Career Growth

This high school dropout now makes six figures at OpenAI—and he shares the strategy Gen Z can use to get hired in Silicon Valley, too


Gabriel Petersson's early years mirrored those of countless Gen Z kids: trading Pokémon cards, crafting elaborate Minecraft worlds, and treating thoughts of college or careers as distant, abstract concerns.


But something shifted during his teenage years in a quiet Swedish town of roughly 5,000 residents. Petersson grew less fascinated by simply playing games and more captivated by the mechanics behind them.
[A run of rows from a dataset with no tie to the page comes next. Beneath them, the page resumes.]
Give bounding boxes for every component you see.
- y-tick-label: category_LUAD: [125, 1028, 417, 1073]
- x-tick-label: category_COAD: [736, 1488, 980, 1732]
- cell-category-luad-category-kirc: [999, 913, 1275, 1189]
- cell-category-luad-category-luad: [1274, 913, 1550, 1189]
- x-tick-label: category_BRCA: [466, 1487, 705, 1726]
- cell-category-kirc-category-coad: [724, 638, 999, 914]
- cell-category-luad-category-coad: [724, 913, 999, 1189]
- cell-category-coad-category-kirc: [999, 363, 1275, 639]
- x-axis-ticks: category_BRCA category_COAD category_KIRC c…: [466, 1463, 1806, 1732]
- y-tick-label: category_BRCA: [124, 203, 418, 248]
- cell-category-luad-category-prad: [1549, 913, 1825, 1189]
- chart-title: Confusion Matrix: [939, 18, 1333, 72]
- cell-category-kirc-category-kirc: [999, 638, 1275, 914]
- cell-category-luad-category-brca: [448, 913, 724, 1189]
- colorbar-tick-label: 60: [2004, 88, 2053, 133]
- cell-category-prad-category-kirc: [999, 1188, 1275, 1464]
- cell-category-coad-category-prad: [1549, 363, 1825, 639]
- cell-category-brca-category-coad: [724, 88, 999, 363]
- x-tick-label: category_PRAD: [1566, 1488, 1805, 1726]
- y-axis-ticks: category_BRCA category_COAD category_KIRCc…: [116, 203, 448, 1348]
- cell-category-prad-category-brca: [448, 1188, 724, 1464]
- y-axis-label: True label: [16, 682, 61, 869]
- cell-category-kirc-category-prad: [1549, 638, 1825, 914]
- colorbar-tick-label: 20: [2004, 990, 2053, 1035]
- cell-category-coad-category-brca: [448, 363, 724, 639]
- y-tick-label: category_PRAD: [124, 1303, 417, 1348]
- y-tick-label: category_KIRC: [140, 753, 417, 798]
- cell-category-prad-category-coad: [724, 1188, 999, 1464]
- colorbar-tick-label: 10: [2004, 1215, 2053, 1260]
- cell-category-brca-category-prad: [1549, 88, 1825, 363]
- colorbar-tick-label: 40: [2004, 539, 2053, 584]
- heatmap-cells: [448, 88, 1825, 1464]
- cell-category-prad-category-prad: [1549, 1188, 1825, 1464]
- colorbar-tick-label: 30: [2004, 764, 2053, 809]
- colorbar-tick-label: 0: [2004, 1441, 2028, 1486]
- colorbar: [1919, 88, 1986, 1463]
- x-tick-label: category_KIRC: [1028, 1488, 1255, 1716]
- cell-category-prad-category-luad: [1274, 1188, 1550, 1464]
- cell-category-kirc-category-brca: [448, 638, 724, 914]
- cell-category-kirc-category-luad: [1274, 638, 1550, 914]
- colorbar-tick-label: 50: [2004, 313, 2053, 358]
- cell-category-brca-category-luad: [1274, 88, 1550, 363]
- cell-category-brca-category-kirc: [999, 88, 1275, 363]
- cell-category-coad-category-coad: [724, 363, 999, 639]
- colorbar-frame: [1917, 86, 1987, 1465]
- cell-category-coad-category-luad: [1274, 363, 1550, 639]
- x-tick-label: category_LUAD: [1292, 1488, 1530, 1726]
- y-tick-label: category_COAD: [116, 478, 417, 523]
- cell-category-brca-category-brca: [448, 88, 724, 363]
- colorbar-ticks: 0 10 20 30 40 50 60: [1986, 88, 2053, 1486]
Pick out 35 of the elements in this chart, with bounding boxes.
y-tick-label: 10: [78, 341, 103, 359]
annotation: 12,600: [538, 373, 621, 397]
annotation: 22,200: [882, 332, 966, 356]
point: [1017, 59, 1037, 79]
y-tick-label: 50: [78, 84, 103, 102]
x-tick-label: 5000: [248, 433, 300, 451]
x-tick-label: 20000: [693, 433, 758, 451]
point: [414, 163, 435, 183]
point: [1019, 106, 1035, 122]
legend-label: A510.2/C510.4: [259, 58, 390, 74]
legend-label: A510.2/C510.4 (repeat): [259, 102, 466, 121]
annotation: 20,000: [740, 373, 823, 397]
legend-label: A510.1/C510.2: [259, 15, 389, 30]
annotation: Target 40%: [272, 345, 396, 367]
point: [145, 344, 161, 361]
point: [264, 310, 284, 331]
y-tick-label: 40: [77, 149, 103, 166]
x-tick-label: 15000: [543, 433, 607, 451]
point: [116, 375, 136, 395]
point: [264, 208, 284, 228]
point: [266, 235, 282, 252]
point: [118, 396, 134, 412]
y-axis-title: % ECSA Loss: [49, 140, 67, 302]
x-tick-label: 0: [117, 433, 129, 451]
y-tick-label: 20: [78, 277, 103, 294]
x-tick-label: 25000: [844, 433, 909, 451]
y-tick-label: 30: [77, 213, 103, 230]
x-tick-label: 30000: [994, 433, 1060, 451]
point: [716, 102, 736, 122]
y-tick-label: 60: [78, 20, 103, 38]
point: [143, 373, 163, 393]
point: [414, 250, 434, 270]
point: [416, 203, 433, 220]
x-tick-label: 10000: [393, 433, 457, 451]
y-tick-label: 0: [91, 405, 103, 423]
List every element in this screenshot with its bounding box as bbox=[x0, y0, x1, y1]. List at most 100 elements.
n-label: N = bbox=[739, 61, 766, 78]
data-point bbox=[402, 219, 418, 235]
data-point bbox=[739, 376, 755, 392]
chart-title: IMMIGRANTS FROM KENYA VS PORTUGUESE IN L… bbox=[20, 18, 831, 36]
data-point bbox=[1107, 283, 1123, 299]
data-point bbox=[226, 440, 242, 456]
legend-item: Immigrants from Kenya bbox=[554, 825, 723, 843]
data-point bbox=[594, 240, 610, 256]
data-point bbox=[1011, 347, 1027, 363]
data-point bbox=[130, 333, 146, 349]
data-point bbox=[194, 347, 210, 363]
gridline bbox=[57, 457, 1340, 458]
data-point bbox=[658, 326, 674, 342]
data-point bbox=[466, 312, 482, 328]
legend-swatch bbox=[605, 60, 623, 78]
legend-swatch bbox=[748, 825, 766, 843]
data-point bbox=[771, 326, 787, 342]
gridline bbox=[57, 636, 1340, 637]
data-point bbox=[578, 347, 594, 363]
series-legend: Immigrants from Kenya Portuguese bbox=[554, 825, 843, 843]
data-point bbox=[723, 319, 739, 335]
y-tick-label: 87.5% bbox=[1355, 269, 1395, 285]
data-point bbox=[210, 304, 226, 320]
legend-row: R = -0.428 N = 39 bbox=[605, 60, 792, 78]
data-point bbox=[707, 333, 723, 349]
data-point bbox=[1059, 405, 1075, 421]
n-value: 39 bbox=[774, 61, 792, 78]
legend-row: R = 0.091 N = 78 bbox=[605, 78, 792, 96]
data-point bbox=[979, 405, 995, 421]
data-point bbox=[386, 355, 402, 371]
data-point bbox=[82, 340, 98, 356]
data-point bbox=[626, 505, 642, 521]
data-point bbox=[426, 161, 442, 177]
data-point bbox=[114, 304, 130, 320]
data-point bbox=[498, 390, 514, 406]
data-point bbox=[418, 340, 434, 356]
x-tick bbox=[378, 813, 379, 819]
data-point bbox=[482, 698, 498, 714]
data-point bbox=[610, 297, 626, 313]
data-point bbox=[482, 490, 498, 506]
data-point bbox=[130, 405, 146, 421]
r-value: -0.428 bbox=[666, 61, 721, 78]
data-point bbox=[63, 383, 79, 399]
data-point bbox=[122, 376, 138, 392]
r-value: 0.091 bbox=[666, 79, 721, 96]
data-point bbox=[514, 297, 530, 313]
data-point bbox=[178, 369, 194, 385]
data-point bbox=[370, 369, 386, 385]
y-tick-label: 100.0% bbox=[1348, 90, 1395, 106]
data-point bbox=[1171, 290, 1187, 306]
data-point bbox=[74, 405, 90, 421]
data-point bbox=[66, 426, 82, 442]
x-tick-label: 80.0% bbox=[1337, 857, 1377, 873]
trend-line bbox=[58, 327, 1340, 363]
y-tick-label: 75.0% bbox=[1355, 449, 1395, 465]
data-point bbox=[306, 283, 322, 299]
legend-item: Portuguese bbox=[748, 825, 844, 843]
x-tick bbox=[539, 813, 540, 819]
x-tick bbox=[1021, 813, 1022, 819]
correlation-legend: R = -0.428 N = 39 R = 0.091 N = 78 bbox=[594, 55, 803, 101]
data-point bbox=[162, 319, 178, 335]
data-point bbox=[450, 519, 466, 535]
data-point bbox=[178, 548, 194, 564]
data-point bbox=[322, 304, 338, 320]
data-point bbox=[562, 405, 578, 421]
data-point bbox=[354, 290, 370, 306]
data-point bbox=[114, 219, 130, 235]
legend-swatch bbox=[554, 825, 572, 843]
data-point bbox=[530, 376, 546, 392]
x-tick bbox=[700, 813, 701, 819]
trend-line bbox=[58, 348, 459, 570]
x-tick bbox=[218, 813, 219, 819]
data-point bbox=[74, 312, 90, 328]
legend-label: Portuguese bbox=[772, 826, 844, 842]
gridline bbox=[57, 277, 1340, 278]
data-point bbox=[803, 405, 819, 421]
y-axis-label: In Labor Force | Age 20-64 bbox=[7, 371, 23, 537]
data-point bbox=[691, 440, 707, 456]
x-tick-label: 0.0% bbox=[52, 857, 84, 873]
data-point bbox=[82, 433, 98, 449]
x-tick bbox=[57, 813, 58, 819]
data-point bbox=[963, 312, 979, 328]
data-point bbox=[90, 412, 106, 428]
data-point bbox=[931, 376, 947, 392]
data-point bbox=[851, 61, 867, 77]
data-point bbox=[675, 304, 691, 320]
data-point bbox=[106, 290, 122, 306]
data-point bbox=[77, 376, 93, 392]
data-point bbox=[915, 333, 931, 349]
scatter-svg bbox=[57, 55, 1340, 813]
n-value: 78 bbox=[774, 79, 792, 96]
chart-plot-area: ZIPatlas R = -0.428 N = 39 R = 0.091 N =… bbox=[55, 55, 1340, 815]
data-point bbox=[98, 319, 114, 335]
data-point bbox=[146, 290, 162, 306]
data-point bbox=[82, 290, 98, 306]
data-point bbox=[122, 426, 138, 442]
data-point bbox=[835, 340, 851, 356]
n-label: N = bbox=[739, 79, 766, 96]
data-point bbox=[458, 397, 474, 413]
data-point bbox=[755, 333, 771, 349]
That curiosity rapidly evolved into a deep dive into startups, software development, and artificial intelligence, which he recognized as the defining technological wave of his generation.


Instead of walking the well-trodden path—graduate high school, earn a computer science degree, climb the corporate ladder—Petersson chose a different route. At 17, during his senior year, he dropped out of high school to co-found Depict.ai, an e-commerce data startup, with classmates who would later join companies like Lovable and LEGO.


Five years later, that gamble has yielded remarkable returns. Now 22, Petersson earns a six-figure salary as a researcher at OpenAI, the organization behind ChatGPT (most recently contributing to the Sora project before its wind-down). More than that, he's emerged as an unconventional advocate for a straightforward principle: the credential gap isn't permanent—if you're willing to demonstrate your abilities through tangible work.


 The Playbook: Show, Don't Just Tell


Securing a role at one of Silicon Valley's most elite companies without a degree—let alone a high school diploma—demands a nontraditional approach. For Petersson, success meant proving competence before anyone even requested a résumé.


After his stint at Depict, he joined Y Combinator-backed AI startup Dataland and moved to New York in 2021. By many metrics, he was thriving. But a visit to San Francisco changed everything.


"I still remember the first week," Petersson recalled. "I just couldn't sleep… You could go anywhere, and people would discuss programming, startups, all these things I love talking about. I was completely mind-blown."


That experience reshaped his ambitions. Yet the obstacle remained: how could a high school dropout compete against candidates from Ivy League schools and top-tier engineering programs? His solution was to stop competing on credentials altogether—and start competing on proof.


Rather than relying on standard application portals, Petersson crafted a direct outreach strategy built on three pillars:

1. A concise, authentic introduction

2. Genuine enthusiasm for the company's mission

3. A custom-built project created specifically for them


"You can say something like, 'I was so excited about your company that I built a side project—a functional website showcasing what you do,'" he explained. "That way, I demonstrate capability directly, without having to compete on the same terms as everyone else."


This method helped him secure his role at Dataland—and he refined it further when targeting Midjourney, a prominent AI research lab. Despite continued rejections through traditional channels (including an early "no" from OpenAI), Petersson committed fully: he spent a full week working 16-hour days to build a bespoke website for Midjourney, then sent a video walkthrough of the code.


The effort worked. Midjourney hired him as a software engineer in 2023.


"When I create a video demo of a product I've built, I showcase my technical understanding, my communication skills, my professionalism," Petersson said. "They see that I'm reasonable, capable, and proactive. I check more boxes than any credential ever could."


 The Door Opens—Again


The Midjourney role became a catalyst. A mutual connection introduced him to OpenAI's research team—the same organization that had rejected him a year prior. This time, armed with a stronger portfolio and a refined approach, he succeeded. He joined OpenAI in December 2024.


For Petersson, the experience underscored a vital lesson: don't accept a "no" as final. Reapply when you've grown, learned, and have more to offer.


 A Message for Gen Z: Elite Careers Aren't Gatekept—They're Earned


Petersson views his trajectory not as an anomaly but as evidence that high-impact careers are accessible to those willing to demonstrate value through action. He now shares this perspective widely with young professionals navigating a hiring landscape increasingly fixated on formal credentials.


"Anyone can compete if you position yourself in the right scenarios and focus on the right things," he said.


He cautions against a common trap: staying in a role too long for the sake of stability. Having worked at nearly half a dozen companies before turning 23, Petersson believes early careers should prioritize learning velocity over tenure.


At a time when many young people fear AI will eliminate the very jobs they're pursuing, Petersson argues the opposite: opportunity abounds for those who embrace the technology as a tool, not a threat.


And perhaps most reassuringly, he notes that even the most respected voices in tech "don't have everything figured out." The field is still being written—and there's room for those willing to build their own path, one line of code, one project, one bold outreach at a time.